Ты скала среди проклятой Богом пустыни, –
Окаянной Сахары, в глухой немоте
Старый сфинкс, непонятный людской суете,
Не попавший на карту и песней щемящей
Провожающий день, навсегда уходящий. [5]
Воцарилось молчание. Пока Клэр читала, Кристиан Воглер закрыл глаза. Теперь он открыл их и смотрел на нее безо всякого выражения.
– Странное стихотворение, – сказала она, нарушив безмолвие. – Какой в нем смысл?
И увидела на задней стороне обложки его фотографию.
– О, это вы. «Перевод и предисловие Воглера». Вы поэт?
Он покачал головой:
– Переводчик. И только в свободное время.
– О чем оно? – спросила Клэр для поддержания разговора.
Вновь пустой, безразличный взгляд.
– Ни о чем. О том, что в нем сказано.
– Конечно, но почему он написал такое стихотворение?
– А… – Воглер ненадолго задумался. – У него была сложная любовная жизнь.

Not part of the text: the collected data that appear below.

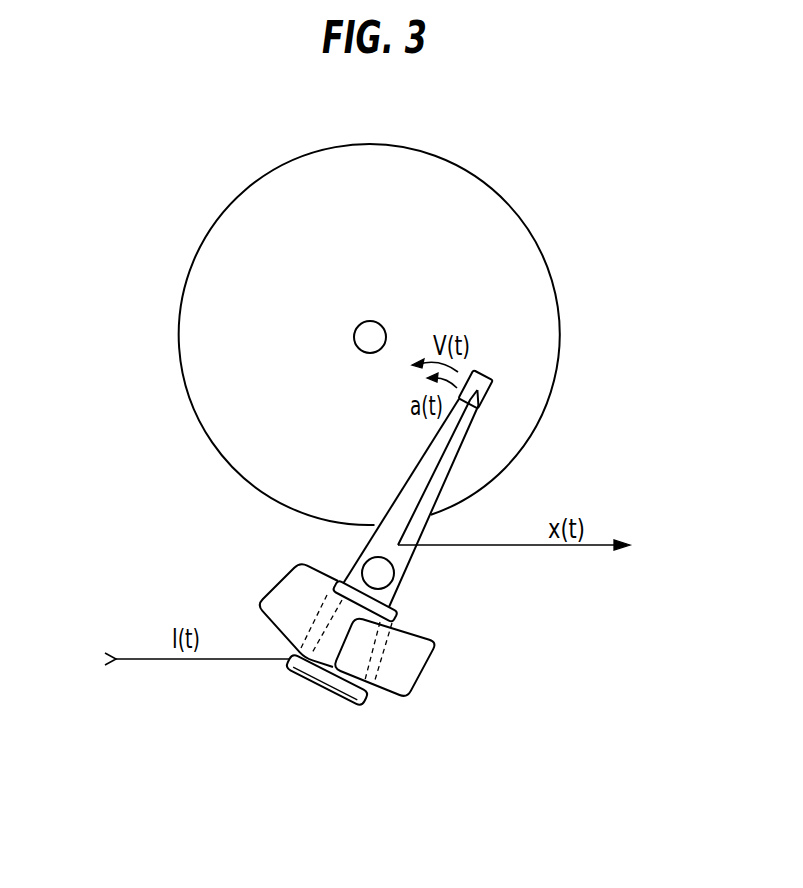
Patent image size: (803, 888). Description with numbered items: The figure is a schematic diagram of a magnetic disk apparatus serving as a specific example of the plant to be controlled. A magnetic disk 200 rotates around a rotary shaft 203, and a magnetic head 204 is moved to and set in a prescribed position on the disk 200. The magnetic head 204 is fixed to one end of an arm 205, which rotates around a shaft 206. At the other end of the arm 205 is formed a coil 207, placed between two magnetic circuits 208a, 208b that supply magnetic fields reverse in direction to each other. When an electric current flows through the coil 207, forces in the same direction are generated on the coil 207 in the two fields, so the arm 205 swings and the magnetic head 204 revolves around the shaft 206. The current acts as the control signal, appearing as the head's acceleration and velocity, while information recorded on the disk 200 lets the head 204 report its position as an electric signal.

The magnetic disk 200 is at (400, 144).
The rotary shaft 203 is at (380, 323).
The magnetic head 204 is at (493, 378).
The arm 205 is at (457, 455).
The shaft 206 is at (371, 574).
The coil 207 is at (348, 695).
The magnetic circuit 208a is at (437, 643).
The magnetic circuit 208b is at (276, 583).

– Похоже, интересный мужчина.
Осторожнее, девочка. Не перегибай палку.
– Он был связан с двумя женщинами. – Воглер уставился вдаль, словно в задумчивости. – Хотя, пожалуй, «связан» не то слово. Одна была проституткой, негритянкой, он называл ее своей Venus noire, черной Венерой. Другая была утонченной светской красавицей, женой его приятеля. Ее звали Аполлония Сабатье, но биографы называют эту женщину Venus blanche, белой Венерой. Проститутка была влюблена в него, он был ее любовником и при этом любил Venus blanche.
– Любовный треугольник.
– В некотором роде.
– И что произошло?
– Он написал необычный сборник эротических стихов. Говорил, что хочет сделать нечто совершенно новое, создать красоту из зла. Там затрагиваются всевозможные извращения, но впечатление создается неожиданно мягкое. Отправил стихи Venus blanche анонимно. Та в конце концов догадалась, кто автор. Вызвалась спать с ним, для нее это было не бог весть что, она спала со многими приятелями мужа. Они провели вместе всего одну ночь.
– Она дала ему отставку?
– Нет. Никто не знает, что произошло. Единственным ключом является письмо с объявлением разрыва, которое он отправил ей на другой день. Написал, что хочет помнить ее богиней, а не женщиной.
– Насколько я понимаю, некоторые люди не хотят быть связанными в этом смысле, – промолвила Клэр. – А вы?
Получилось слишком прямолинейно и глупо. Она поняла свою оплошность, едва произнеся эти слова. Кристиан Воглер поднялся.
– Мне надо идти, – негромко сказал он, оглядываясь.
– Пожалуйста, я хотела спросить у вас кое-что. – Она глянула на страницу. – О Бодлере. Где можно найти этот перевод? Он кажется таким интересным…
– Возьмите эту книгу.
Воглер достал из кармана деньги для официантки.